ARLINGTON – The curtain just rose a little higher.
In a quick ceremony on Monday, the Arlington City Council promised to contribute $500,000 toward the money needed to build a performing arts center at Arlington High School. The $4.5 million, 700-seat center will serve the entire community.
“Ultimately, it will be an economic development tool for the city,” Arlington Mayor Margaret Larson said.
Money raised over the past two years has come from student penny drives, Rotary, Kiwanis and Lions clubs, and private and government grants.
Arlington became the biggest donor in November.
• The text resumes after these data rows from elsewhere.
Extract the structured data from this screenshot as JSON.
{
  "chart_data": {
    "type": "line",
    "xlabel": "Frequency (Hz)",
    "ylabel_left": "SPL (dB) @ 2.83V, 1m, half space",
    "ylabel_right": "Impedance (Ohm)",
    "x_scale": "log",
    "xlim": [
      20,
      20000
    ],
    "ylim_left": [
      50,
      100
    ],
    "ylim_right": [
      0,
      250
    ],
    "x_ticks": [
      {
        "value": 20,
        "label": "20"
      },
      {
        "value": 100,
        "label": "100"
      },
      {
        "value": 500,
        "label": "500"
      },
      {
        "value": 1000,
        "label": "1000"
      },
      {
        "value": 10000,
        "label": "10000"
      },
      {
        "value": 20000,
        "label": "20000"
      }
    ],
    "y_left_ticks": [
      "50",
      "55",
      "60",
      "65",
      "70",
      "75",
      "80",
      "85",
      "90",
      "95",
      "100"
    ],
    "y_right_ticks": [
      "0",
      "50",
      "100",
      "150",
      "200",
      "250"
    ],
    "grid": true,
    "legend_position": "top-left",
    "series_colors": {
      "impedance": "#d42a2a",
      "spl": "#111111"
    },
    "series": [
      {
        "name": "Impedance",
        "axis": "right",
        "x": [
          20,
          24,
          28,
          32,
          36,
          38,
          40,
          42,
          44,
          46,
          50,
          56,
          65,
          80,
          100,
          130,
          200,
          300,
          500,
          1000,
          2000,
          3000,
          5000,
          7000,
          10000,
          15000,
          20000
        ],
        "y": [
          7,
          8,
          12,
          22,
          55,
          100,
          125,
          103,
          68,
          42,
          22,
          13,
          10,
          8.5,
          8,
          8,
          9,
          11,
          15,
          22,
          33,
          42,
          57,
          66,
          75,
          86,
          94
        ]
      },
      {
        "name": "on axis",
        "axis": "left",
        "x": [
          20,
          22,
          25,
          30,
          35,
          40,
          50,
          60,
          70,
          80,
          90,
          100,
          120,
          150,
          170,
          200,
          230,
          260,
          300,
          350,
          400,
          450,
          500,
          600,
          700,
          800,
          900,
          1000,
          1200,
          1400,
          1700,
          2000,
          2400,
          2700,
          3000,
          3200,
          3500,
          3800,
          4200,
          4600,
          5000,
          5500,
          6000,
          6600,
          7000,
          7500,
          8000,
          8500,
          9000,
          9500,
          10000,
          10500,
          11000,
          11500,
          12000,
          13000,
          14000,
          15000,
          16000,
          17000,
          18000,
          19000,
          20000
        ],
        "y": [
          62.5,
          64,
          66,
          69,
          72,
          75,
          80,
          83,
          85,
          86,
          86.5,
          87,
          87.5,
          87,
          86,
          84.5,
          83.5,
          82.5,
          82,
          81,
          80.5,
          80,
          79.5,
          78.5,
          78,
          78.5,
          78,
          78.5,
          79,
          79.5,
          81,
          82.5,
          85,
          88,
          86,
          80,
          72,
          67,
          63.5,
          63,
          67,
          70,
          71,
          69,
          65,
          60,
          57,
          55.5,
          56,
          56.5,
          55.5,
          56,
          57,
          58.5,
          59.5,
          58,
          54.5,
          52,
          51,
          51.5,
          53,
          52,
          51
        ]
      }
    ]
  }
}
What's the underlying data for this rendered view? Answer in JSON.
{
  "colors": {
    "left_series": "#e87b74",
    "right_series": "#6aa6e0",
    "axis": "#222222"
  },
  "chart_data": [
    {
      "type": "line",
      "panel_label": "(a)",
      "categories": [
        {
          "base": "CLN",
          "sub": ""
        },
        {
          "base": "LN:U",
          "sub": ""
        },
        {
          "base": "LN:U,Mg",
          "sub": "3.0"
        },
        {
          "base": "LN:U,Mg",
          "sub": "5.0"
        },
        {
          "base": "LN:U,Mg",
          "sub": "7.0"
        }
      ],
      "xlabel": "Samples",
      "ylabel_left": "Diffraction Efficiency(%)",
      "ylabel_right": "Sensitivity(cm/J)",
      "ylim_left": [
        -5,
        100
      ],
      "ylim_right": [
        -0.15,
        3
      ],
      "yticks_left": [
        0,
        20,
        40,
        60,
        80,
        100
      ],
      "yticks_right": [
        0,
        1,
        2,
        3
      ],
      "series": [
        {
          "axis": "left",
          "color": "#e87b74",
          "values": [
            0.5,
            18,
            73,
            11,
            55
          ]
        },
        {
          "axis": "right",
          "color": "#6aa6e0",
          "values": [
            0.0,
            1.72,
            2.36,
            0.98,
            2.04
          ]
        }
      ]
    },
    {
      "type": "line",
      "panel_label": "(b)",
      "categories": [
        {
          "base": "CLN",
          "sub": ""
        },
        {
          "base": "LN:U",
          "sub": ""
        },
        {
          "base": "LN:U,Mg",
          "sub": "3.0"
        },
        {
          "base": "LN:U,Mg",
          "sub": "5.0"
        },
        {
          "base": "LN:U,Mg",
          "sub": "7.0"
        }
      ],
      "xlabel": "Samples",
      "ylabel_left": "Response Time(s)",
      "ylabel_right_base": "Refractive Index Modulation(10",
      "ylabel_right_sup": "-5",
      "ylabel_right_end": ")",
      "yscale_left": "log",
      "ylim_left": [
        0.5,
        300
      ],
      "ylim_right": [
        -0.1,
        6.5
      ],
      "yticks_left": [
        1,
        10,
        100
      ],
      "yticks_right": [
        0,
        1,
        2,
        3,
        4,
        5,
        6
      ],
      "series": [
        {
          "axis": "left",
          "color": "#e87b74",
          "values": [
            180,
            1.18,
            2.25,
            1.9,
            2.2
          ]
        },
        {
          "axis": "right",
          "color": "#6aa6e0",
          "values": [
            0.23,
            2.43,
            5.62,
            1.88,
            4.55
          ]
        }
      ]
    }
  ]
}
City leaders voted to reinvest the local share of the sales tax levied on recent school district construction projects resulting from a $54 million bond measure voters approved in 2000.
The bond measure didn’t include the performing arts center. School district leaders and volunteers vowed to try to build it anyway, without asking voters for more money.
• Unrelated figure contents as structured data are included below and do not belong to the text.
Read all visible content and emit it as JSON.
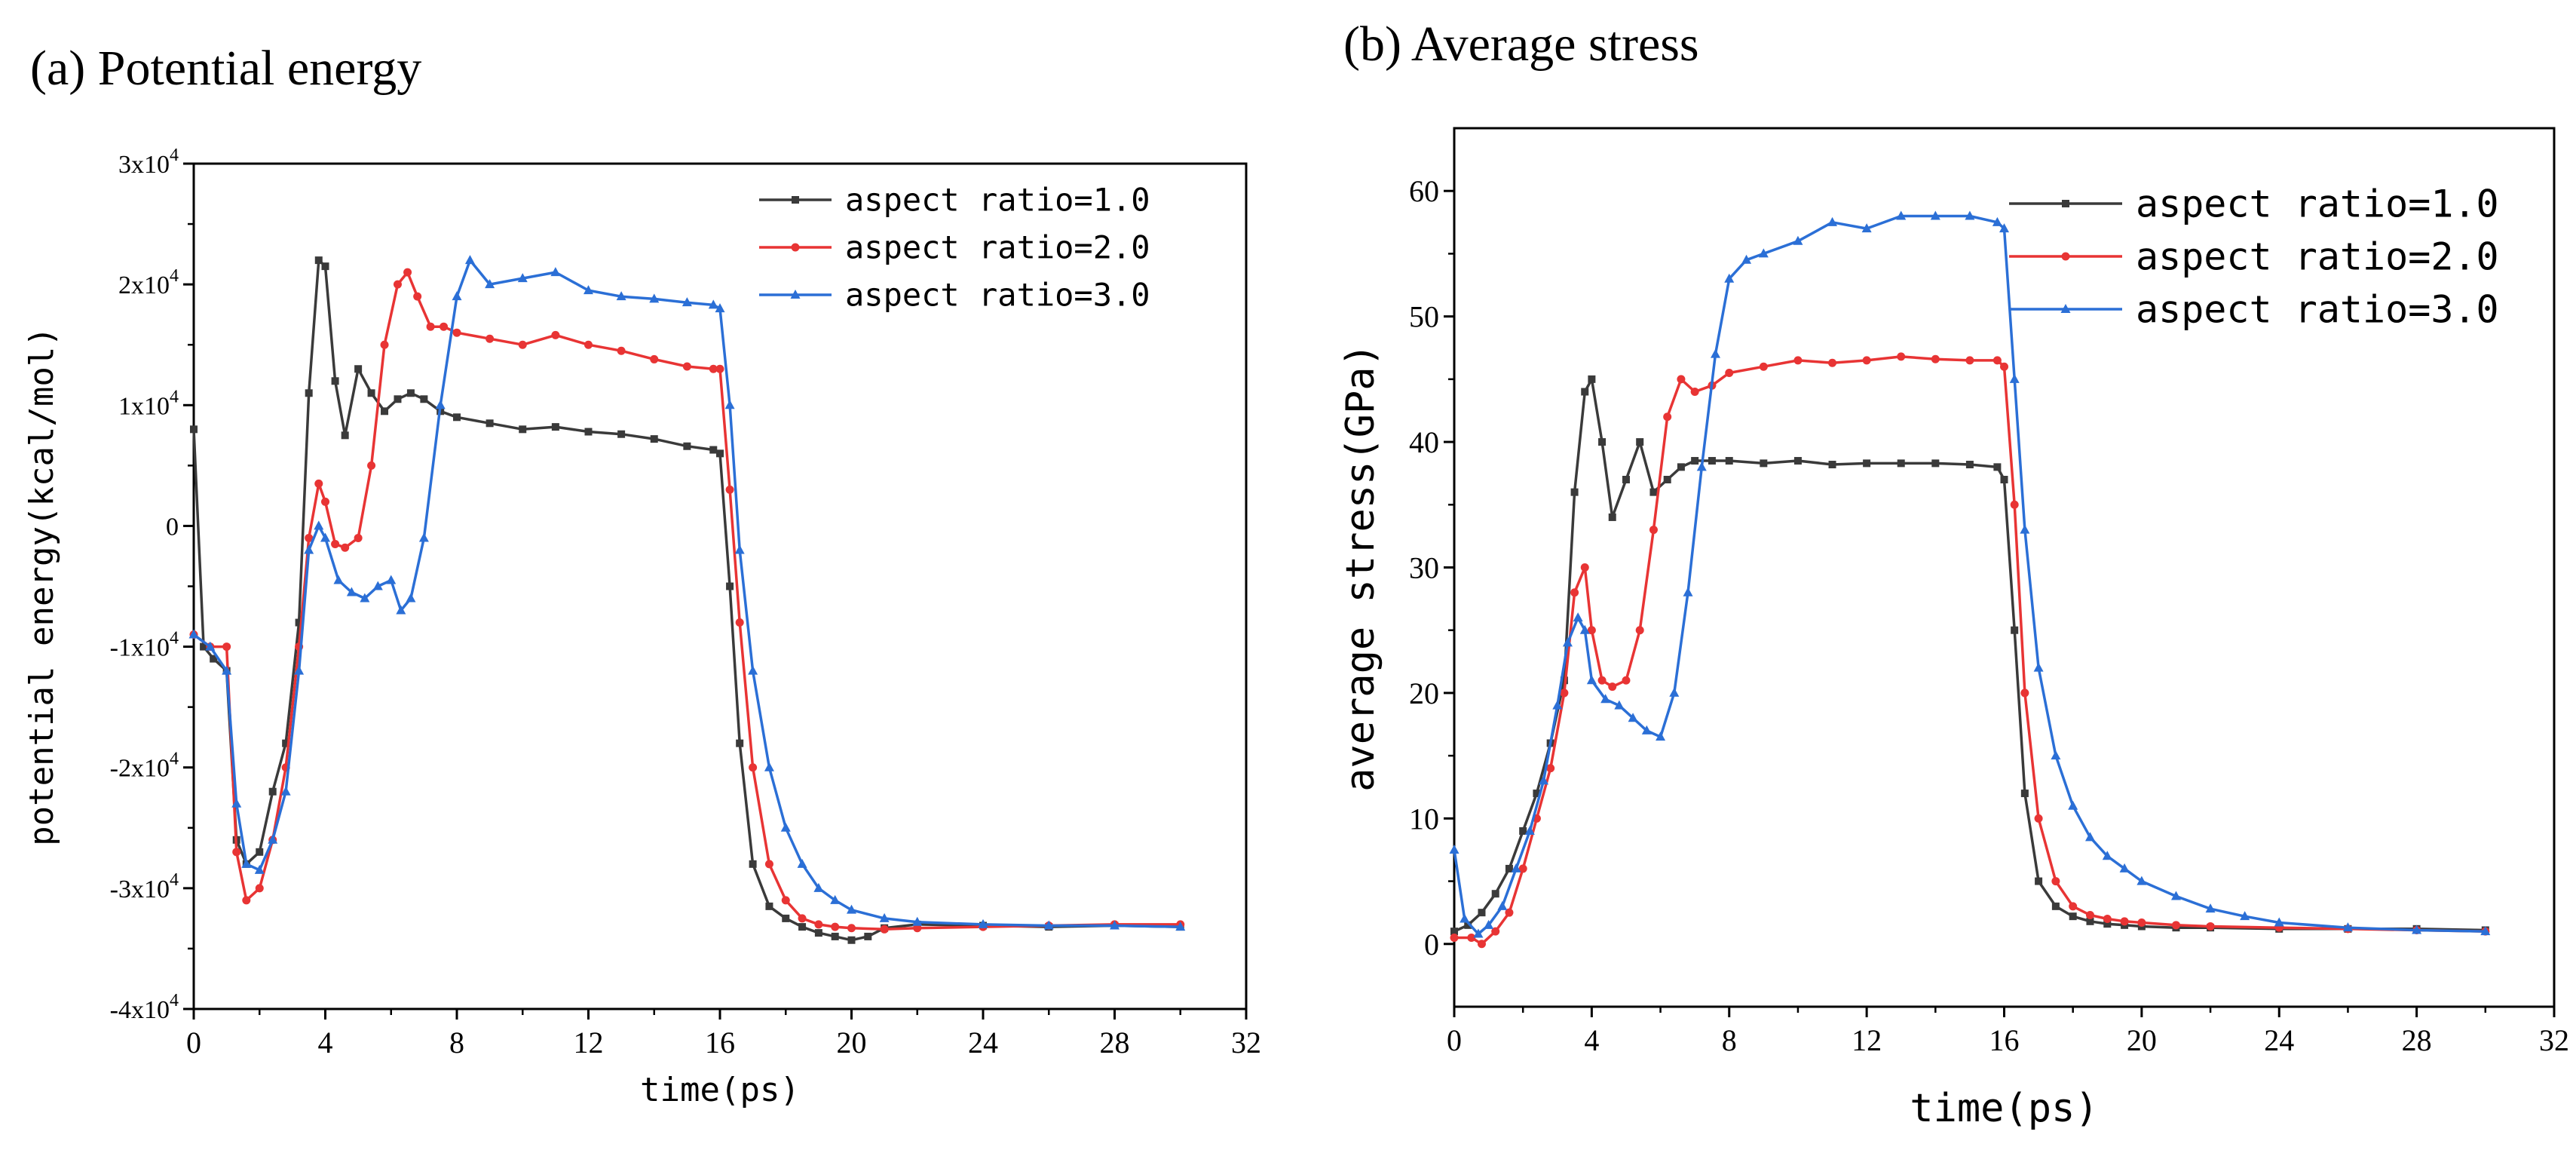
{
  "colors": {
    "series1": "#3a3a3a",
    "series2": "#e83434",
    "series3": "#2b6fd6"
  },
  "chart_data": [
    {
      "type": "line",
      "title": "(a) Potential energy",
      "xlabel": "time(ps)",
      "ylabel": "potential energy(kcal/mol)",
      "xlim": [
        0,
        32
      ],
      "ylim": [
        -40000,
        30000
      ],
      "xticks": [
        0,
        4,
        8,
        12,
        16,
        20,
        24,
        28,
        32
      ],
      "xtick_labels": [
        "0",
        "4",
        "8",
        "12",
        "16",
        "20",
        "24",
        "28",
        "32"
      ],
      "yticks": [
        -40000,
        -30000,
        -20000,
        -10000,
        0,
        10000,
        20000,
        30000
      ],
      "ytick_labels": [
        {
          "base": "-4x10",
          "exp": "4"
        },
        {
          "base": "-3x10",
          "exp": "4"
        },
        {
          "base": "-2x10",
          "exp": "4"
        },
        {
          "base": "-1x10",
          "exp": "4"
        },
        {
          "base": "0",
          "exp": ""
        },
        {
          "base": "1x10",
          "exp": "4"
        },
        {
          "base": "2x10",
          "exp": "4"
        },
        {
          "base": "3x10",
          "exp": "4"
        }
      ],
      "legend_position": "top-right",
      "series": [
        {
          "name": "aspect ratio=1.0",
          "x": [
            0,
            0.3,
            0.6,
            1.0,
            1.3,
            1.6,
            2.0,
            2.4,
            2.8,
            3.2,
            3.5,
            3.8,
            4.0,
            4.3,
            4.6,
            5.0,
            5.4,
            5.8,
            6.2,
            6.6,
            7.0,
            7.5,
            8,
            9,
            10,
            11,
            12,
            13,
            14,
            15,
            15.8,
            16.0,
            16.3,
            16.6,
            17.0,
            17.5,
            18,
            18.5,
            19,
            19.5,
            20,
            20.5,
            21,
            22,
            24,
            26,
            28,
            30
          ],
          "y": [
            8000,
            -10000,
            -11000,
            -12000,
            -26000,
            -28000,
            -27000,
            -22000,
            -18000,
            -8000,
            11000,
            22000,
            21500,
            12000,
            7500,
            13000,
            11000,
            9500,
            10500,
            11000,
            10500,
            9500,
            9000,
            8500,
            8000,
            8200,
            7800,
            7600,
            7200,
            6600,
            6300,
            6000,
            -5000,
            -18000,
            -28000,
            -31500,
            -32500,
            -33200,
            -33700,
            -34000,
            -34300,
            -34000,
            -33300,
            -33000,
            -33100,
            -33200,
            -33100,
            -33200
          ]
        },
        {
          "name": "aspect ratio=2.0",
          "x": [
            0,
            0.5,
            1.0,
            1.3,
            1.6,
            2.0,
            2.4,
            2.8,
            3.2,
            3.5,
            3.8,
            4.0,
            4.3,
            4.6,
            5.0,
            5.4,
            5.8,
            6.2,
            6.5,
            6.8,
            7.2,
            7.6,
            8,
            9,
            10,
            11,
            12,
            13,
            14,
            15,
            15.8,
            16.0,
            16.3,
            16.6,
            17.0,
            17.5,
            18,
            18.5,
            19,
            19.5,
            20,
            21,
            22,
            24,
            26,
            28,
            30
          ],
          "y": [
            -9000,
            -10000,
            -10000,
            -27000,
            -31000,
            -30000,
            -26000,
            -20000,
            -10000,
            -1000,
            3500,
            2000,
            -1500,
            -1800,
            -1000,
            5000,
            15000,
            20000,
            21000,
            19000,
            16500,
            16500,
            16000,
            15500,
            15000,
            15800,
            15000,
            14500,
            13800,
            13200,
            13000,
            13000,
            3000,
            -8000,
            -20000,
            -28000,
            -31000,
            -32500,
            -33000,
            -33200,
            -33300,
            -33400,
            -33300,
            -33200,
            -33100,
            -33000,
            -33000
          ]
        },
        {
          "name": "aspect ratio=3.0",
          "x": [
            0,
            0.5,
            1.0,
            1.3,
            1.6,
            2.0,
            2.4,
            2.8,
            3.2,
            3.5,
            3.8,
            4.0,
            4.4,
            4.8,
            5.2,
            5.6,
            6.0,
            6.3,
            6.6,
            7.0,
            7.5,
            8.0,
            8.4,
            9,
            10,
            11,
            12,
            13,
            14,
            15,
            15.8,
            16.0,
            16.3,
            16.6,
            17.0,
            17.5,
            18,
            18.5,
            19,
            19.5,
            20,
            21,
            22,
            24,
            26,
            28,
            30
          ],
          "y": [
            -9000,
            -10000,
            -12000,
            -23000,
            -28000,
            -28500,
            -26000,
            -22000,
            -12000,
            -2000,
            0,
            -1000,
            -4500,
            -5500,
            -6000,
            -5000,
            -4500,
            -7000,
            -6000,
            -1000,
            10000,
            19000,
            22000,
            20000,
            20500,
            21000,
            19500,
            19000,
            18800,
            18500,
            18300,
            18000,
            10000,
            -2000,
            -12000,
            -20000,
            -25000,
            -28000,
            -30000,
            -31000,
            -31800,
            -32500,
            -32800,
            -33000,
            -33100,
            -33100,
            -33200
          ]
        }
      ]
    },
    {
      "type": "line",
      "title": "(b) Average stress",
      "xlabel": "time(ps)",
      "ylabel": "average stress(GPa)",
      "xlim": [
        0,
        32
      ],
      "ylim": [
        -5,
        65
      ],
      "xticks": [
        0,
        4,
        8,
        12,
        16,
        20,
        24,
        28,
        32
      ],
      "xtick_labels": [
        "0",
        "4",
        "8",
        "12",
        "16",
        "20",
        "24",
        "28",
        "32"
      ],
      "yticks": [
        0,
        10,
        20,
        30,
        40,
        50,
        60
      ],
      "ytick_labels": [
        "0",
        "10",
        "20",
        "30",
        "40",
        "50",
        "60"
      ],
      "legend_position": "top-right",
      "series": [
        {
          "name": "aspect ratio=1.0",
          "x": [
            0,
            0.4,
            0.8,
            1.2,
            1.6,
            2.0,
            2.4,
            2.8,
            3.2,
            3.5,
            3.8,
            4.0,
            4.3,
            4.6,
            5.0,
            5.4,
            5.8,
            6.2,
            6.6,
            7.0,
            7.5,
            8,
            9,
            10,
            11,
            12,
            13,
            14,
            15,
            15.8,
            16.0,
            16.3,
            16.6,
            17.0,
            17.5,
            18,
            18.5,
            19,
            19.5,
            20,
            21,
            22,
            24,
            26,
            28,
            30
          ],
          "y": [
            1,
            1.5,
            2.5,
            4,
            6,
            9,
            12,
            16,
            21,
            36,
            44,
            45,
            40,
            34,
            37,
            40,
            36,
            37,
            38,
            38.5,
            38.5,
            38.5,
            38.3,
            38.5,
            38.2,
            38.3,
            38.3,
            38.3,
            38.2,
            38.0,
            37,
            25,
            12,
            5,
            3,
            2.2,
            1.8,
            1.6,
            1.5,
            1.4,
            1.3,
            1.3,
            1.2,
            1.2,
            1.2,
            1.1
          ]
        },
        {
          "name": "aspect ratio=2.0",
          "x": [
            0,
            0.5,
            0.8,
            1.2,
            1.6,
            2.0,
            2.4,
            2.8,
            3.2,
            3.5,
            3.8,
            4.0,
            4.3,
            4.6,
            5.0,
            5.4,
            5.8,
            6.2,
            6.6,
            7.0,
            7.5,
            8,
            9,
            10,
            11,
            12,
            13,
            14,
            15,
            15.8,
            16.0,
            16.3,
            16.6,
            17.0,
            17.5,
            18,
            18.5,
            19,
            19.5,
            20,
            21,
            22,
            24,
            26,
            28,
            30
          ],
          "y": [
            0.5,
            0.5,
            0,
            1,
            2.5,
            6,
            10,
            14,
            20,
            28,
            30,
            25,
            21,
            20.5,
            21,
            25,
            33,
            42,
            45,
            44,
            44.5,
            45.5,
            46,
            46.5,
            46.3,
            46.5,
            46.8,
            46.6,
            46.5,
            46.5,
            46,
            35,
            20,
            10,
            5,
            3,
            2.3,
            2,
            1.8,
            1.7,
            1.5,
            1.4,
            1.3,
            1.2,
            1.1,
            1.0
          ]
        },
        {
          "name": "aspect ratio=3.0",
          "x": [
            0,
            0.3,
            0.7,
            1.0,
            1.4,
            1.8,
            2.2,
            2.6,
            3.0,
            3.3,
            3.6,
            3.8,
            4.0,
            4.4,
            4.8,
            5.2,
            5.6,
            6.0,
            6.4,
            6.8,
            7.2,
            7.6,
            8.0,
            8.5,
            9,
            10,
            11,
            12,
            13,
            14,
            15,
            15.8,
            16.0,
            16.3,
            16.6,
            17.0,
            17.5,
            18,
            18.5,
            19,
            19.5,
            20,
            21,
            22,
            23,
            24,
            26,
            28,
            30
          ],
          "y": [
            7.5,
            2,
            0.8,
            1.5,
            3,
            6,
            9,
            13,
            19,
            24,
            26,
            25,
            21,
            19.5,
            19,
            18,
            17,
            16.5,
            20,
            28,
            38,
            47,
            53,
            54.5,
            55,
            56,
            57.5,
            57,
            58,
            58,
            58,
            57.5,
            57,
            45,
            33,
            22,
            15,
            11,
            8.5,
            7,
            6,
            5,
            3.8,
            2.8,
            2.2,
            1.7,
            1.3,
            1.1,
            1.0
          ]
        }
      ]
    }
  ]
}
“For the city to decide to make that contribution is huge,” said Arlington School District Superintendent Linda Byrnes,. “We think it’s going to be the critical link that will allow us to complete it sooner than later.”
Organizers of Arts Alive, a fund-raising campaign led by the Arlington Education Foundation, hope that the city’s $500,000 boost leads to more contributions.
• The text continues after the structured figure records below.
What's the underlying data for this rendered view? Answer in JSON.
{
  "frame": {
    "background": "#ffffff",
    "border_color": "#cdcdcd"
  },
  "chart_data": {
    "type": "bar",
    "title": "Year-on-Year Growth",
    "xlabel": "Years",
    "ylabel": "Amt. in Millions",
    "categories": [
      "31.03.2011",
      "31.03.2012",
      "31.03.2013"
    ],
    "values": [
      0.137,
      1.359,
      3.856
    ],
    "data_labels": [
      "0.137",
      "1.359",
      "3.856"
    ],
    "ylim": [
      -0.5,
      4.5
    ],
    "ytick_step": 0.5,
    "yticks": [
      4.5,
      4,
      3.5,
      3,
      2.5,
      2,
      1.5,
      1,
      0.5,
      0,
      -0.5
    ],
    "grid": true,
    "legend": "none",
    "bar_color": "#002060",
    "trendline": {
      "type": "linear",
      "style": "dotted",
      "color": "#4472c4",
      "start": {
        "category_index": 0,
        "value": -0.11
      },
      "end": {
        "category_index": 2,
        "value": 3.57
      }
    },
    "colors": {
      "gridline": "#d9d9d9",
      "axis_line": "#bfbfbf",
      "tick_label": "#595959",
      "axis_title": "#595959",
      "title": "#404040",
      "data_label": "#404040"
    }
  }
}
“It’s good to know what the community can do together,” said Cindy Huleatt, Arlington Education Foundation president.
Volunteers have raised close to $1.8 million toward completing the inside of the performing arts center. They need another $700,000.
The Arlington School Board in 2002 pledged $2 million toward the project, and the center’s shell was built. The district owns 489 acres of forestland and is selling timber on it to cover the cost. Arts Alive hopes to reach its goal in the next few months, but Huleatt said there’s no way to know when the final amount will be raised.
“It does seem like a lot, but it really isn’t when you look at how far we’ve come,” she said.